Once the bus was nearly finished, we took it for testing. The procedure for converting vans and buses in Dubai is that you have them tested at any RTA testing center and it is an automatic fail because the vehicle is no longer a bus/van but a caravan. In our case we went to Tasjeel Center in Al Warsan as they test heavy vehicles in this particular location (location link below).

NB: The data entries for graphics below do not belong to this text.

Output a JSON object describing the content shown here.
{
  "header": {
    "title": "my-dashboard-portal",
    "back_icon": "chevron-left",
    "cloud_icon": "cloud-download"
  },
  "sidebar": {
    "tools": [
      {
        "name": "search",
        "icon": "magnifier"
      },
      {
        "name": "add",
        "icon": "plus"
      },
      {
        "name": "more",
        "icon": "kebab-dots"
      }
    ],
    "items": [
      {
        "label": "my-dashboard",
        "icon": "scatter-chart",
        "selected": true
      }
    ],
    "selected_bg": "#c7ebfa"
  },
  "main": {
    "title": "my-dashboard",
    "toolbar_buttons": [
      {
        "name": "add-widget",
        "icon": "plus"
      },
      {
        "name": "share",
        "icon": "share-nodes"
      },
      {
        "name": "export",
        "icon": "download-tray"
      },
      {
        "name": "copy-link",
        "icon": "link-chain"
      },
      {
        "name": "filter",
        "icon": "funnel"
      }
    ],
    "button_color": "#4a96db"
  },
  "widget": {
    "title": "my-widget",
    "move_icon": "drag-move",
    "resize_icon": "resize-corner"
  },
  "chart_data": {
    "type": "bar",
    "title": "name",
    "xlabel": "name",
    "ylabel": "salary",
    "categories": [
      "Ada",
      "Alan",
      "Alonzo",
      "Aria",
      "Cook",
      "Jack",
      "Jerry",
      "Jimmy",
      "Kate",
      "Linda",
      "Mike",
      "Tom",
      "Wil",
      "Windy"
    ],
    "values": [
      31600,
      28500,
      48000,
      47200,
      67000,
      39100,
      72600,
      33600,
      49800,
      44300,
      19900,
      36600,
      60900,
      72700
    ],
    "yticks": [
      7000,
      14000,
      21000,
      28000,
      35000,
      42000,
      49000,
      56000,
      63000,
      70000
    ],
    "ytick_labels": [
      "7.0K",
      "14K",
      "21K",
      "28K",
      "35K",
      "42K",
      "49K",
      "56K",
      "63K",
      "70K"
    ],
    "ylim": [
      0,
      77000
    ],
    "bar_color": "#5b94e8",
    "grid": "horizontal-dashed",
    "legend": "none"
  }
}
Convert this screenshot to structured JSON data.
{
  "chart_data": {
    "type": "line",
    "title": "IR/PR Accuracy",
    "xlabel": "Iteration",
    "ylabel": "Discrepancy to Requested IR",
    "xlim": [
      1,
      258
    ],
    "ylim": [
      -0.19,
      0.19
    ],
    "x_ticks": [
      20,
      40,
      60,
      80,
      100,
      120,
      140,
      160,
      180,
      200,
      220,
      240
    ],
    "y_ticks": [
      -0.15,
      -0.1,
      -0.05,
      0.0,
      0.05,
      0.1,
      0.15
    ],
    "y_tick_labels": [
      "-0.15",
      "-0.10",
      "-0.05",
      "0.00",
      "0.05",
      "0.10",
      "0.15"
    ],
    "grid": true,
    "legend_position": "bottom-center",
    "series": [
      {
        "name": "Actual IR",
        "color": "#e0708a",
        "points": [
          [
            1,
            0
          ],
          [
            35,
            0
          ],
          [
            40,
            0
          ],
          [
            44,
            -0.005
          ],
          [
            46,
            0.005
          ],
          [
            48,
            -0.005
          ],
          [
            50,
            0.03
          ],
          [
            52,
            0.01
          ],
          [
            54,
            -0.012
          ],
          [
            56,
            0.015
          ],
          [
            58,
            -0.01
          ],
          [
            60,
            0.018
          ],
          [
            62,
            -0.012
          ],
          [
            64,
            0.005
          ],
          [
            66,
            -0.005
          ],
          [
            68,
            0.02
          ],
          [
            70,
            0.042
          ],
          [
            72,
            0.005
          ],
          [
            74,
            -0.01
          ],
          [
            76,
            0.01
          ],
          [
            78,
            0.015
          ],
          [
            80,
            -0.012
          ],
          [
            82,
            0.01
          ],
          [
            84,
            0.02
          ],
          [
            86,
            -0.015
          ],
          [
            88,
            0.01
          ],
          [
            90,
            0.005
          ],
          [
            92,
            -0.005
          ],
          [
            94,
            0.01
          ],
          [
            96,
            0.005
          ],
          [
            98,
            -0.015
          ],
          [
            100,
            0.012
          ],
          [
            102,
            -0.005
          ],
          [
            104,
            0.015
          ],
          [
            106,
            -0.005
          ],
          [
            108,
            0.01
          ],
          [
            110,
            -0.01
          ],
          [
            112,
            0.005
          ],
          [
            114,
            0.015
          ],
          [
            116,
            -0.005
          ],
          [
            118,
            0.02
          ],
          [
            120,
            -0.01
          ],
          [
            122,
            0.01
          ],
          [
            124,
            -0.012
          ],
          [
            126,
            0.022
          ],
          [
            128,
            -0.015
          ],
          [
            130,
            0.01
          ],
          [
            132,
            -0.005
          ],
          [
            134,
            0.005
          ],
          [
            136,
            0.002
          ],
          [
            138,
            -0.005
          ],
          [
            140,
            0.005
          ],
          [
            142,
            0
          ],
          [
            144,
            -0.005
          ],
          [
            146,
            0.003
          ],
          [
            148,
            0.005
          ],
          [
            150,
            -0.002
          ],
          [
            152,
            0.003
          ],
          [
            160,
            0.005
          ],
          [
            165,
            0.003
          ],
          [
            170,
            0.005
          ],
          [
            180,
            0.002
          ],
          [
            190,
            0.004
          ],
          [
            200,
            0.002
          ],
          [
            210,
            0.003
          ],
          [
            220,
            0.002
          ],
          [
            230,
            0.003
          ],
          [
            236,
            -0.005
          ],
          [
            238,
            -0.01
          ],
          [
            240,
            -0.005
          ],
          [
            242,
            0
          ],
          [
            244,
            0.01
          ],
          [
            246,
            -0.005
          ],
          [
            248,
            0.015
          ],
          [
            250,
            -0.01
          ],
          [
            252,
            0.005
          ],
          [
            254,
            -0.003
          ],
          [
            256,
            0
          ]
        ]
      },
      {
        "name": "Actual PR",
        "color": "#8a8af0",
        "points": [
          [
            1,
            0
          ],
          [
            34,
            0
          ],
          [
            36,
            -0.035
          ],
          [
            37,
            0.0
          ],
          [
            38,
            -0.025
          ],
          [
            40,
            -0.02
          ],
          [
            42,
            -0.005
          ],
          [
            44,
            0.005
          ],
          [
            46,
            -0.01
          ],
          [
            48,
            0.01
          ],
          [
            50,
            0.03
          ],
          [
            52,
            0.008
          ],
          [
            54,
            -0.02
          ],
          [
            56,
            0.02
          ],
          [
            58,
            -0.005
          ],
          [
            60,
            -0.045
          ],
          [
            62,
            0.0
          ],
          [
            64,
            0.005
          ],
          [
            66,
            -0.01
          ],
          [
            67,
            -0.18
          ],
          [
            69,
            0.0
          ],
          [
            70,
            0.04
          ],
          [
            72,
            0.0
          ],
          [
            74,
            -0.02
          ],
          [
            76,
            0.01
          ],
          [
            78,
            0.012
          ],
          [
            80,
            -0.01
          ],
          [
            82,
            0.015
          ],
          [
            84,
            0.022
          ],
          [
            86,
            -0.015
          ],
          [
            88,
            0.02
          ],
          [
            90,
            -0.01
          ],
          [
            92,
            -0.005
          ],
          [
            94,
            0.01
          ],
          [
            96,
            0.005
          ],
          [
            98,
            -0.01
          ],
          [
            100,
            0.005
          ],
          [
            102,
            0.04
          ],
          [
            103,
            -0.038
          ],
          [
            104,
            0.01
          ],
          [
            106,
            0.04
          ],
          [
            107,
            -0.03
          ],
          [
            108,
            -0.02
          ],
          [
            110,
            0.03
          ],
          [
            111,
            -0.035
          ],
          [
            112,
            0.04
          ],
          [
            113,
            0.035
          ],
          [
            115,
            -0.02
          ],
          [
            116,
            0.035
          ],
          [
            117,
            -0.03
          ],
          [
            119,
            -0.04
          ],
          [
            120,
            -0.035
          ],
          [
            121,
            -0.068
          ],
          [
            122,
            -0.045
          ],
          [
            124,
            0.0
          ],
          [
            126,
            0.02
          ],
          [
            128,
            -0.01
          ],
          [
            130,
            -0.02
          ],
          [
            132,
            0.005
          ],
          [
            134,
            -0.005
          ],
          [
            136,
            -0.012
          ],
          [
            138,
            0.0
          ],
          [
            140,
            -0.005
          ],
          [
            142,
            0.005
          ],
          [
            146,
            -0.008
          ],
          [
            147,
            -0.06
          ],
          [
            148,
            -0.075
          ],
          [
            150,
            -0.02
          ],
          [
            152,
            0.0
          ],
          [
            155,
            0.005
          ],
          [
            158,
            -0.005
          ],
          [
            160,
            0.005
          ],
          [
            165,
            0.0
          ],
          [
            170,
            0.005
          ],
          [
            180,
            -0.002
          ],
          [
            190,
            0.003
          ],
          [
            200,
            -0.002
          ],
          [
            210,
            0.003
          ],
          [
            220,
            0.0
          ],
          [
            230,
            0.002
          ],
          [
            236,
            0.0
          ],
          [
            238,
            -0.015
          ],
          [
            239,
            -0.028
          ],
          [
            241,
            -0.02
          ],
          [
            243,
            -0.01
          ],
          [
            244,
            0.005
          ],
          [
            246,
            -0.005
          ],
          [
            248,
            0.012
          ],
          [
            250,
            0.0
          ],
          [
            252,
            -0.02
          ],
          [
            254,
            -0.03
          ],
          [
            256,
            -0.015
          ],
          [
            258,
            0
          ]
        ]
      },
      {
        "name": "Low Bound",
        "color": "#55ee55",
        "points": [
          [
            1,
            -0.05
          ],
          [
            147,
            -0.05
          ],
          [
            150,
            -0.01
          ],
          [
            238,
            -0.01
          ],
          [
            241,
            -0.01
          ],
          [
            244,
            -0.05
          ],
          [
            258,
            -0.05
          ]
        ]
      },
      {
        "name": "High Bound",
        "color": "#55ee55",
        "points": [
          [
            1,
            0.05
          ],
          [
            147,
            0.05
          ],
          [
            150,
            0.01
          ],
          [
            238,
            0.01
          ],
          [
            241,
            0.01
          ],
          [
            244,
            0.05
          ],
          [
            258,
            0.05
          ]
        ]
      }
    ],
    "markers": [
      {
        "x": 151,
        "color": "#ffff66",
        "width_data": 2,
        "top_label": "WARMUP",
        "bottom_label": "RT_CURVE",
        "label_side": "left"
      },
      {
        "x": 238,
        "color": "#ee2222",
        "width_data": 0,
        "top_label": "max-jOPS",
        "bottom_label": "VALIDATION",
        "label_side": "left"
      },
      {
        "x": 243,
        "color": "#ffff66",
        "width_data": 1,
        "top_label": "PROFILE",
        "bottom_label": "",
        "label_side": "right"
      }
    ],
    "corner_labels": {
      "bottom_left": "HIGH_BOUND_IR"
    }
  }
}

The next step is to meet with the RTA committee, which is booked straight away at the testing center and usually happens within 7 days (We had ours done at Shamil Qusais Vehicle Testing and Registration Office, location link below). The committee’s role is to examine the vehicle’s modifications and give you a pass or a fail. Once that is done you will receive a message and an email saying you have passed the committee’s inspection. The committee inspection process itself was fairly easy. They checked the number of seat belts and made sure the exits were clear however they didn’t go into too much detail for the interior. For example we have LPG gas for cooking, full solar and electric set up as well as plumbing but none of that was inspected. It was basically just a walk through to make sure things were secure on the outside and nothing looked dangerous to other drivers.
After you receive the committee passing you can proceed to an RTA testing center again, for the standard registration passing process, however this time it is tested as a caravan (be sure the category and number of seats have been changed before registration). Once that is done you have to transfer the vehicle in your name, pay for insurance and you get your registration.
In the end the process was surprisingly easy. So, If you have always dreamed of converting a vehicle into a dream home on wheels but you are intimidated by the process of registering, please don’t stress and go for it, it is totally worth it!